Глава XXXIX. ДОКАЗАТЕЛЬСТВА

Когда протестующего и угрожающего Тюилье наконец увели, и его крики стихли за дверью, Андре-Луи обратился к Фуляру.

— Что вы об этом думаете, гражданин мэр?

Упитанный коротышка с серьёзным видом покачал головой и вынес свой печальный приговор:

— Мне это не нравится. Скажу вам откровенно, гражданин агент, мне это не нравится.

— Что именно вам не нравится? Выражайтесь яснее, друг мой.

Мэр подпрыгнул на стуле.

— Мне не нравится поведение Тюилье. Оно не искренне. Патриот не стал бы вести себя так.

— Ха! Стало быть, вы тоже заметили. С этого момента я уверен, что могу положиться на вашу проницательность и здравомыслие. Хотя, если в Блеранкуре чего и недостаёт, то это не здравомыслие. Недостаёт верности, рвения, патриотизма. У вас заговор, а председатель революционного комитета покрывает заговорщиков.

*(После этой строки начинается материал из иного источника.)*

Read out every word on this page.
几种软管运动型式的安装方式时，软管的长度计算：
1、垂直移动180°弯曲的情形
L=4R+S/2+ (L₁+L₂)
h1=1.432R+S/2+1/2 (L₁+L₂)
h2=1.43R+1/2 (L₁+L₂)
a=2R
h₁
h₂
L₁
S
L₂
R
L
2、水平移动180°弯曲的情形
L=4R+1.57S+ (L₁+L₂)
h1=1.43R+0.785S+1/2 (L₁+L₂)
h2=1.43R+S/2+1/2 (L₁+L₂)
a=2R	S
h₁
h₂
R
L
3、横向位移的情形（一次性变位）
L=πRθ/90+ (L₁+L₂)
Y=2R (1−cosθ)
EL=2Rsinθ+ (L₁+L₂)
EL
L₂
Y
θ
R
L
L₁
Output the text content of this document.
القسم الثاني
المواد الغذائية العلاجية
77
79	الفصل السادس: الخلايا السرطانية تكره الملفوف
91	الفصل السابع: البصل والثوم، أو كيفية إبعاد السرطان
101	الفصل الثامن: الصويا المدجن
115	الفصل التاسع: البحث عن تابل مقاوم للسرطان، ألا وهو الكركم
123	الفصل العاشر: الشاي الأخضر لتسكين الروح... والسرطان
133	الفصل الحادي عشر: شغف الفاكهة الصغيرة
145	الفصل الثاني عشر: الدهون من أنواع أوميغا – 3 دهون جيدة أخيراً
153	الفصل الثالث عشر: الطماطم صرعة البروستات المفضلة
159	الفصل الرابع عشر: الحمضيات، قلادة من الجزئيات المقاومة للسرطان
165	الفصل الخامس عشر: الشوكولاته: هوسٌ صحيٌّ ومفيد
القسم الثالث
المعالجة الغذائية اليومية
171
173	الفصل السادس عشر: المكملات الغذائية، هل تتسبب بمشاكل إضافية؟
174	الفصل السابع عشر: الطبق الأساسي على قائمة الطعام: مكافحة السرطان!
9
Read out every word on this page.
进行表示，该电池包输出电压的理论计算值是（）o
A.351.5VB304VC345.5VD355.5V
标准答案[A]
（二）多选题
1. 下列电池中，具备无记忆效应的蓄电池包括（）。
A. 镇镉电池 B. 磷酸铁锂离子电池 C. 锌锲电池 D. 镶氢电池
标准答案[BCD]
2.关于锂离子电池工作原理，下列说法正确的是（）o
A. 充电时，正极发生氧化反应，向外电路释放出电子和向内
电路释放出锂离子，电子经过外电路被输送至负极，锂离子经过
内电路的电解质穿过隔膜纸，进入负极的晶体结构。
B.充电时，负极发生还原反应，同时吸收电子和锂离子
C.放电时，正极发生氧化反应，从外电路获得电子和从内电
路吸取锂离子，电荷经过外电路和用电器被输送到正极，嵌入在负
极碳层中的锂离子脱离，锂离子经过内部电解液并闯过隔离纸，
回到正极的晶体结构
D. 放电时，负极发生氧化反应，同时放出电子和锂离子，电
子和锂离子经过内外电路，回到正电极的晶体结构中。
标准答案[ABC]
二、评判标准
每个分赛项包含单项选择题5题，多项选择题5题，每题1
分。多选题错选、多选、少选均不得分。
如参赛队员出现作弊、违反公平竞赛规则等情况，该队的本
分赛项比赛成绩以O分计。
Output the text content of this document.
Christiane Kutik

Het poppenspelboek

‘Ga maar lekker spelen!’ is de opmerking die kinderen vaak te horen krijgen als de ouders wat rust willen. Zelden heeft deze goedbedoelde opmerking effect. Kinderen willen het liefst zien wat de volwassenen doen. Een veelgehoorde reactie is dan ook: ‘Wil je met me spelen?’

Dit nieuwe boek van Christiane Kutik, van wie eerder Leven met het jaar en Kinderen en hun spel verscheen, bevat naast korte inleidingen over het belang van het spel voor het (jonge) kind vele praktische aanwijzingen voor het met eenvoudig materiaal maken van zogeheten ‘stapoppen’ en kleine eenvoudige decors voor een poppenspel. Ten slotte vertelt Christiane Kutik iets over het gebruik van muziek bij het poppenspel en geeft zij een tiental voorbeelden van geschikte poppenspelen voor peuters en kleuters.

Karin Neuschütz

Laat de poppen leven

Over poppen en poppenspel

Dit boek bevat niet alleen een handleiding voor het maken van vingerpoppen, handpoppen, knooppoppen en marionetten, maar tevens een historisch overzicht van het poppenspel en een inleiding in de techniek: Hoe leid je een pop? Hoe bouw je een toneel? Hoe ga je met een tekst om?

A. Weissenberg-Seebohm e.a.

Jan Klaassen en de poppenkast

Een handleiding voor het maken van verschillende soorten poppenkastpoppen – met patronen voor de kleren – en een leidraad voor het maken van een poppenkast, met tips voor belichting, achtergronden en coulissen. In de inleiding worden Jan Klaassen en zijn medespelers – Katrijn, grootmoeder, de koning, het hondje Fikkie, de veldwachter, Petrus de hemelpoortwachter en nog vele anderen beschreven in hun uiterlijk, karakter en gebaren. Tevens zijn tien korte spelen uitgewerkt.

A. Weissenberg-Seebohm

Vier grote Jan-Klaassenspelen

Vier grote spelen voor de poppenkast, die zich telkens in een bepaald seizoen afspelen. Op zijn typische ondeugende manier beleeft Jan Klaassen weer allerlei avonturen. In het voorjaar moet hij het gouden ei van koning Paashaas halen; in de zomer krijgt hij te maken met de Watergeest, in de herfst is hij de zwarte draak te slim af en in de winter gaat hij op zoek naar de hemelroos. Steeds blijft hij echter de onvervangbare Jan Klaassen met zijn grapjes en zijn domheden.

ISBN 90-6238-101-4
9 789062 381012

— Вы так считаете? Вы уверены?

— А вы? — прогудел Буассанкур.

— Я не знаю, что и думать, чему верить.

Андре-Луи одарил его неприятной улыбкой.

— Придётся нам что-нибудь отыскать для вас. Надо порыться в бумагах этого мошенника. Пойдёмте, гражданин. Вы покажете дорогу к дому Тюилье. Вы с нами, Буассанкур.

Тюилье снимал комнаты в доме на окраине городка. Дом стоял в глубине густого запущенного сада, который в эти декабрьские дни выглядел в своей наготе необыкновенно безжизненно. Ветхая развалюха принадлежала вдове Грассе и её незамужней сестре. Тюилье занимал две комнаты на первом этаже. Беглый осмотр спальни убедил Андре-Луи, что ею можно не заниматься. Он прошёл в гостиную, где Тюилье, очевидно, держал бумаги, связанные с его деятельностью на посту председателя революционного комитета. Андре-Луи с любопытством оглядел книжные полки. «Общественное управление», несколько томов Вольтеровой «Эпохи Людовика XIV», одна или две работы по философии, перевод Овида, экземпляр «Романа о Розе» и многое другое. Занятный ассортимент.

Письменный стол стоял у окна. На нём лежали какие-то бумаги. Андре-Луи бегло их просмотрел. Ничего важного они из себя не представляли. Он открыл два выдвижных ящика. Их содержимое представляло ещё меньший интерес.

Андре-Луи и неотступно следующие за ним мэр и Буассанкур перешли к бюро, стоявшему в глубине стенной ниши. Оказалось, что бюро заперто на ключ.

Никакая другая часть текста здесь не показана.